Seven states -- Tamil Nadu, Jharkhand, Bihar, Karnataka, Haryana, Maharashtra and Andhra Pradesh -- with a high share of informal workforce reported a substantial spike in unemployment rate in April compared to overall unemployment growth in the country. The unemployment rate over the last two months surged up to 43.5 percentage points across states due to the coronavirus lockdown. It surged the maximum (43.5 percentage points) in Tamil Nadu, followed by an over 30 percentage points rise in the twin states of Jharkhand and Bihar. The hike in Karnataka, Haryana and Maharashtra was confined within the range of 15 to 26 percentage points while in Andhra Pradesh it jumped from 5.7 per cent to 20.5 per cent.
For the first time ever, CMIE's monthly unemployment rate has hit double digits in April 2020, at 23.5 per cent, as labour market conditions worsened following a lockdown imposed by the coronavirus outbreak. The job loss rate jumped nearly 15 percentage points from 8.7 per cent in the previous month.
India has entered the fourth phase of the lockdown. The first two phases between March 25 and May 3 were the most stringent and pummelled the economic activity.

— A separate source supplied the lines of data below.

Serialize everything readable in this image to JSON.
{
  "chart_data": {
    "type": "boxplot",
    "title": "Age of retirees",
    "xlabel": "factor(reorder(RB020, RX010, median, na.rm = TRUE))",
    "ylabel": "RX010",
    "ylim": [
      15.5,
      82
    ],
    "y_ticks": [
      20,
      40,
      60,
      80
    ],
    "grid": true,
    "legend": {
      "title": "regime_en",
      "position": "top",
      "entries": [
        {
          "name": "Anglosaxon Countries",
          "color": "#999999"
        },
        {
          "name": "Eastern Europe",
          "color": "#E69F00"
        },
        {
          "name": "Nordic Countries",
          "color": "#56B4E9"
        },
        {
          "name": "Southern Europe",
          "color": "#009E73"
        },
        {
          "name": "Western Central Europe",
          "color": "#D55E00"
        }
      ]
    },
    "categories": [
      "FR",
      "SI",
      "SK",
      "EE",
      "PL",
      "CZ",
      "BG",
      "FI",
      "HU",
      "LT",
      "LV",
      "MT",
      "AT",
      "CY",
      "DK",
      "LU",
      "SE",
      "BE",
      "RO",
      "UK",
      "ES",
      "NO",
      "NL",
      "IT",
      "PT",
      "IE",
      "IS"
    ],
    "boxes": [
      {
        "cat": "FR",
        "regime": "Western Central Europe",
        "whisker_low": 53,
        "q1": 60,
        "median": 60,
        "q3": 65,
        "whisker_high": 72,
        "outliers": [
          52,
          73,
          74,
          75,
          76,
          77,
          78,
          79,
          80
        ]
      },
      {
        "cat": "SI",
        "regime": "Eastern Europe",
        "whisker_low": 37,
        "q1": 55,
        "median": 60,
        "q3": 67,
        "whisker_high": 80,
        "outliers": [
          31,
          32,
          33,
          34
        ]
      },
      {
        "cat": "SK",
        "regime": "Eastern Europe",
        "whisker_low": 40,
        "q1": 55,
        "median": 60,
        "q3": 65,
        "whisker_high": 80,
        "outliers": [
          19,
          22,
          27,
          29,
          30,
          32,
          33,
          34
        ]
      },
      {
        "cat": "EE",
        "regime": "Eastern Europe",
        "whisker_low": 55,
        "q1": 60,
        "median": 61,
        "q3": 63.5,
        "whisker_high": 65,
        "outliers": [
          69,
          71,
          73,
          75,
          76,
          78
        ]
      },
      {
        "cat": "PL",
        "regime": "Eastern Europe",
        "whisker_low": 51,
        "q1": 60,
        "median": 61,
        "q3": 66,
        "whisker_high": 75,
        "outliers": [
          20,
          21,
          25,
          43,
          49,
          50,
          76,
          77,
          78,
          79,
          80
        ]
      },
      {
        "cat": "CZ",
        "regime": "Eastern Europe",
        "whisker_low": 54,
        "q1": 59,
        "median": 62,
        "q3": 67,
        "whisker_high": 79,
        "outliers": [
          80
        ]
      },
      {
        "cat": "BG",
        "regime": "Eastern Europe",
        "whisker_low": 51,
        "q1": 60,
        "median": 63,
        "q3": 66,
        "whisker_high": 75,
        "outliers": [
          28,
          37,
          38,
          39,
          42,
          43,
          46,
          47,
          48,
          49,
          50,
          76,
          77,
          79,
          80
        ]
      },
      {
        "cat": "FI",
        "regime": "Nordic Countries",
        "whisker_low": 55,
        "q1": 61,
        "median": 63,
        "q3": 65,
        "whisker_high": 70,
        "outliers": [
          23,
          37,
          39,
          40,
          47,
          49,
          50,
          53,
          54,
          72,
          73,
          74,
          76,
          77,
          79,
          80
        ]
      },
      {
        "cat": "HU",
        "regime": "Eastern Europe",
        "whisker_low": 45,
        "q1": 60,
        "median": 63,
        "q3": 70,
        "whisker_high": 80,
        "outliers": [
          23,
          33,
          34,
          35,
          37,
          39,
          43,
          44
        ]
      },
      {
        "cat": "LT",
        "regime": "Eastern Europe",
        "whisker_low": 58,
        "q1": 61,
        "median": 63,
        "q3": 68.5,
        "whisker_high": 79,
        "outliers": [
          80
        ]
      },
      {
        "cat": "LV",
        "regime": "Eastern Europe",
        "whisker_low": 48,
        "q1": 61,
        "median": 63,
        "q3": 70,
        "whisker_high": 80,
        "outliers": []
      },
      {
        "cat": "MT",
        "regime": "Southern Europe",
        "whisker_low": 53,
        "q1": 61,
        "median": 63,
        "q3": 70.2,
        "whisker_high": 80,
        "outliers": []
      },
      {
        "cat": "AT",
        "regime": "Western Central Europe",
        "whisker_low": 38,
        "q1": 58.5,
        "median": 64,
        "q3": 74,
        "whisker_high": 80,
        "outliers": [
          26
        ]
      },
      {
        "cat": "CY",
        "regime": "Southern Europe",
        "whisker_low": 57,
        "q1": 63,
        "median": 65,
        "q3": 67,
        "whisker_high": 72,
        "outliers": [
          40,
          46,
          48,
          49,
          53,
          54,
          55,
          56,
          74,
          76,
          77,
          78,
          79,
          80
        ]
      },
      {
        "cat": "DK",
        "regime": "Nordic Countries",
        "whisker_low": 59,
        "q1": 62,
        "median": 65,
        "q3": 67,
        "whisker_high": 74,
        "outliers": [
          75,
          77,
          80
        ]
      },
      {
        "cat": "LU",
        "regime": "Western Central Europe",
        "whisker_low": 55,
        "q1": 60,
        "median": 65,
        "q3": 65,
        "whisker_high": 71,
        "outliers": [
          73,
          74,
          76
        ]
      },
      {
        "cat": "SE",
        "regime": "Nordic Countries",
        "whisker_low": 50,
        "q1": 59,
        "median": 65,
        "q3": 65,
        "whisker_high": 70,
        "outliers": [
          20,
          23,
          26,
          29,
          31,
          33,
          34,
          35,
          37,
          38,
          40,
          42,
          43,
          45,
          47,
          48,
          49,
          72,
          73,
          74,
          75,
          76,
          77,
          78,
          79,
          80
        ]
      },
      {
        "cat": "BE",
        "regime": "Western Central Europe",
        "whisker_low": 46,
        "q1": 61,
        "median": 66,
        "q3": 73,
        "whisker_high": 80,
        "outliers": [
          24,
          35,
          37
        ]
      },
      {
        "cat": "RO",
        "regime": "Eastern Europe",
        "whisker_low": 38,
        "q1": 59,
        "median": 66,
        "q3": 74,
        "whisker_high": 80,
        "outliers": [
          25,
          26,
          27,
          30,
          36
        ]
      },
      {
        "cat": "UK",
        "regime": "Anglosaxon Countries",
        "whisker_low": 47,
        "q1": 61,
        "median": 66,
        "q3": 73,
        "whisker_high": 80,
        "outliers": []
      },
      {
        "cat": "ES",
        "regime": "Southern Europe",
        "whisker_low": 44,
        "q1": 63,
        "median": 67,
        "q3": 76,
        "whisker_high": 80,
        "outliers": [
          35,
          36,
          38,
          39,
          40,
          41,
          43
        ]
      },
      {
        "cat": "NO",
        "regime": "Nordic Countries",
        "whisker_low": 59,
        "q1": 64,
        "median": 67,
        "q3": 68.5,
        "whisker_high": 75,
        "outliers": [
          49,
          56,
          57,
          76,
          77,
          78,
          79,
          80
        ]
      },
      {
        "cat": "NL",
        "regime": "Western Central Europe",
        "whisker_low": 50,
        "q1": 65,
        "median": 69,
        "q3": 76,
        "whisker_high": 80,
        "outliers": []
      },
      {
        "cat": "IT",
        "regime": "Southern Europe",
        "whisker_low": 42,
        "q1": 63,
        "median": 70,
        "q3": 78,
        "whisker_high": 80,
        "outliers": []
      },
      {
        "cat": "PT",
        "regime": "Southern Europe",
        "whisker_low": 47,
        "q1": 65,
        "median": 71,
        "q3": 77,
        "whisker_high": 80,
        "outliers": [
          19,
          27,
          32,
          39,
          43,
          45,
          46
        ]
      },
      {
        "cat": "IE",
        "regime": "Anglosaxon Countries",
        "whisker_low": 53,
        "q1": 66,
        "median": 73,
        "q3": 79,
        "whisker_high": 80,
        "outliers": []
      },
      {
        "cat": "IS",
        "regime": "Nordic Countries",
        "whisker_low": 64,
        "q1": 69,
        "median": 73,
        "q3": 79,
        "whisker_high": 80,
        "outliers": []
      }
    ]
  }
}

Further, these seven states also have a high share of informal workforce compared to the national average. Some of them have either high share of workforce employed as casual labour or greater percentage of regular wage or salaried employees who are without a written job contract, social security benefit and are not eligible for paid leave. Nearly 25 per cent of India's workforce is employed as casual labour, as per the Periodic Labour Force Survey, 2017-18 and in states such as Andhra Pradesh, Tamil Nadu, Bihar and Karnataka, more than 26 per cent of the workforce is employed as casual labour. Again, states such as Andhra Pradesh, Haryana and Jharkhand have a higher proportion of over 40 per cent regular wage or salaried employees without a valid job contract compared to the all India average of 38 per cent, leaving behind Maharashtra with a share of 24.1 per cent and 29.5 per cent in the above two parameters, respectively.
Depicting a similar trend, a CRISIL report analysed states that were most vulnerable to output losses and job losses and fiscally more vulnerable due to relatively higher debt ratios. Eight states having red zone classified districts higher than the national average of 17.7 per cent (as per Lockdown 3.0) account for over 60 per cent of India's GDP and 58 per cent of the workforce, highlighted the report. Further, among the most pandemic-hit states (having red zone classified districts higher than national average) higher proportion of informal workforce in West Bengal, Andhra Pradesh, Tamil Nadu and Rajasthan make them susceptible to job losses, the report added.
The unemployment rate, however, remained stable at 24 per cent during the week ended May 17.